In the current issue of Respiration, Miravitlles et al. [7]report the results of a multiple logistic regression analysis, aimed at estimating the probability of having either frequent exacerbations or hospital admissions in outpatients with stable COPD.

Reduced forced expiratory volume in 1 s (FEV1) values were found to increase the risk for the two outcomes of the study, as expected. However, while those patients with chronic mucus hypersecretion and older age had an increased likelihood of two or more exacerbations per year, those with comorbidity – including cardiac insufficiency, ischemic heart disease and diabetes – were more likely to have hospital admissions.

These results confirm the importance of the respiratory function level in affecting the course of COPD, and, thus, the usefulness of a frequent spirometric follow-up of these patients.

However, the finding of chronic mucus hypersecretion as predictor of acute exacerbations is particularly interesting. Results from longitudinal epidemiological surveys have previously shown an association of chronic mucus hypersecretion with FEV1 decline, and subsequent hospitalization because of COPD [8]. Although international clinical guidelines do not strictly recommend mucokinetic agents in the treatment of COPD, they are used in clinical practice in some European countries. Possibly, in the light of such new epidemiological evidence, the role of mucokinetic agents in the treatment of COPD should be further explored. Indeed, a large multicenter placebo-controlled study demonstrated symptomatic benefits and a significant reduction of the mean duration of acute exacerbations, in patients with stable chronic obstructive bronchitis treated with iodinated glycerol [9].

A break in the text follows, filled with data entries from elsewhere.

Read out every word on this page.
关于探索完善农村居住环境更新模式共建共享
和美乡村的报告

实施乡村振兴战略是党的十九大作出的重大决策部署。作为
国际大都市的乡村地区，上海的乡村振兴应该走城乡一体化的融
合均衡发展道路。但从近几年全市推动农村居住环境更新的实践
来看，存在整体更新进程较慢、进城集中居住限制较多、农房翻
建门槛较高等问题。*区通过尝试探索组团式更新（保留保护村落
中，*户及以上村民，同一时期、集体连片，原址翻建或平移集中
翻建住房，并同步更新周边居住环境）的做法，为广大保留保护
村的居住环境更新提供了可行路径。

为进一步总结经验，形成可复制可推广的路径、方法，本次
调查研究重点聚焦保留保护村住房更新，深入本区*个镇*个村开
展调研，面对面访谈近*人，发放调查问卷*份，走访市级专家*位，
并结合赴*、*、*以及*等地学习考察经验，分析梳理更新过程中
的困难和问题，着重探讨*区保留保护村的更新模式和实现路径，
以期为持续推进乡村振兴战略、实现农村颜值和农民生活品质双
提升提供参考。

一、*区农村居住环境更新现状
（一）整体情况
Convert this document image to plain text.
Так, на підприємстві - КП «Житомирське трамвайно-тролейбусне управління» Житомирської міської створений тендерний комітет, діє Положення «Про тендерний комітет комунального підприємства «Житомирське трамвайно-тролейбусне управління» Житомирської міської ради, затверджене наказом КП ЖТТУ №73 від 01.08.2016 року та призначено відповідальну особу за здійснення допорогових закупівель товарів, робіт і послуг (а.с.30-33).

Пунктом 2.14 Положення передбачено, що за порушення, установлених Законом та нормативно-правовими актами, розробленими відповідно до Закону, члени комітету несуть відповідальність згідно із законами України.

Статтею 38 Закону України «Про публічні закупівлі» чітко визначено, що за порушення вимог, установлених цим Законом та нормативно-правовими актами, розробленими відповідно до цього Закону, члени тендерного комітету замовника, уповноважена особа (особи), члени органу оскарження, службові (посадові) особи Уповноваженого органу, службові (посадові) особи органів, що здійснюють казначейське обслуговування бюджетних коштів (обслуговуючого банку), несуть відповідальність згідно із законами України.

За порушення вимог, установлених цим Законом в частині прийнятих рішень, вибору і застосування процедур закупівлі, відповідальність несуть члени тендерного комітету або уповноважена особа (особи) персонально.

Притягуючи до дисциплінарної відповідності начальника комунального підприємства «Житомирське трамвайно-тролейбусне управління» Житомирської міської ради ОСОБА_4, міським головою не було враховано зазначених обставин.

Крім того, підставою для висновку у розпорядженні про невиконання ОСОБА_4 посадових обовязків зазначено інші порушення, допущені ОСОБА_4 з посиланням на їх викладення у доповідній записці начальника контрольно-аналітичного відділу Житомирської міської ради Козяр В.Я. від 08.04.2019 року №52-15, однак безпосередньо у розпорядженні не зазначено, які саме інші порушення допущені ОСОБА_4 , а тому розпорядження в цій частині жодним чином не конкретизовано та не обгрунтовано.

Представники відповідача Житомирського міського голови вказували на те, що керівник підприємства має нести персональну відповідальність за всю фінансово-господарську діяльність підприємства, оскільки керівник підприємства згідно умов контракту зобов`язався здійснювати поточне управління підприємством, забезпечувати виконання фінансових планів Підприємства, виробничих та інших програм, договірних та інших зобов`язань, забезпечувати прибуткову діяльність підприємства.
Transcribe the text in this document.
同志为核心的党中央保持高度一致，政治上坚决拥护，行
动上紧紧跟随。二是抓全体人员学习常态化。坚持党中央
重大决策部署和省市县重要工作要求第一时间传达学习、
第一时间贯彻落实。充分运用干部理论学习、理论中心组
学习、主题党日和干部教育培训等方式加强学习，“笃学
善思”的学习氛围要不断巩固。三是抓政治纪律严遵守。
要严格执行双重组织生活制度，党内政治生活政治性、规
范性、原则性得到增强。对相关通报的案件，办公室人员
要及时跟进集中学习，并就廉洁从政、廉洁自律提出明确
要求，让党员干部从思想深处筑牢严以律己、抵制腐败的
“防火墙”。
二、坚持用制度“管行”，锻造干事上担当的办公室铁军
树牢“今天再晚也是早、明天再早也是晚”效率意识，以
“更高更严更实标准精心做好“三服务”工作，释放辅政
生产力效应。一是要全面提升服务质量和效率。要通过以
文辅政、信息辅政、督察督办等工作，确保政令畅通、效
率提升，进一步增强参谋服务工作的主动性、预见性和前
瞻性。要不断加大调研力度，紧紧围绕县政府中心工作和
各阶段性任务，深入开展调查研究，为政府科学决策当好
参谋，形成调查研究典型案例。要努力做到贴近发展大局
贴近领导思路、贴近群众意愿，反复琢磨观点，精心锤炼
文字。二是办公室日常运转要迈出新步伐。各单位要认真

The experimental design adopted in the study of Miravitlles et al. [7]points out the usefulness of standardized recording of clinical data in the general practice setting, insofar as it allows the identification of risk factors and the application of coded definitions of disease. Operationally, such a methodology has both clinical and socioeconomic important implications. Predicting the risk for recurrent exacerbations or hospital admissions, by means of easily obtainable information, allows GPs to identify those COPD patients in the stable phase who need closer follow-up and preventive interventions. This can reduce the costs of treatment and improve the quality and expectancy of life in COPD patients.

1.
Siafakas NM, Vermeire P, Pride NB, Paoletti P, Gibson J, Howard P, Yernault JC, Decramer M, Higenbottam T, Postma DS, Rees J, on behalf of the Task Force: Optimal assessment and management of chronic obstructive pulmonary disease. Eur Respir J 1995;8:1398–1420.
2.
Viegi G, Pedreschi M, Baldacci S, Chiaffi L, Pistelli F, Modena P, Vellutini M, Di Pede F, Carrozzi L: Prevalence rates of respiratory symptoms and diseases in general population samples of North and Central Italy. Int J Tuberc Lung Dis 1999;3:1034–1042.
3.
Murray CLJ, Lopez AD: Evidence-based health policy – Lessons from the Global Burden of Disease Study. Science 1996;274:740–743.
4.
American Thoracic Society: Standards for the diagnosis and care of patients with chronic obstructive pulmonary disease. Am J Respir Crit Care Med 1995;152:S77–S120.
5.
British Thoracic Society: BTS guidelines for the management of chronic obstructive pulmonary disease. Thorax 1997;52(suppl 5):1–28.
6.
Laitinen LA, Koskela K: Chronic bronchitis and chronic obstructive pulmonary disease: Finnish National Guidelines for Prevention and Treatment 1998–2007. Respir Med 1999;93:297–332.
7.
Miravitlles M, Guerrero T, Mayordomo C, Sánchez-Agudo L, Nicolau F, Segú JL: Factors associated with increased risk of exacerbation and hospital admission in a cohort of ambulatory COPD patients: A multiple logistic regression analysis. Respiration 2000;67:495–501.
8.
Vestbo J, Prescott E, Lange P: Association of chronic mucus hypersecretion with FEV1 decline and chronic obstructive pulmonary disease morbidity. Copenhagen City Heart Study Group. Am J Respir Crit Care Med 1996;153:1530–1535.
9.
Petty TL: The National Mucolytic Study. Results of a randomized, double-blind, placebo-controlled study of iodinated glycerol in chronic obstructive bronchitis. Chest 1990;97:75–83.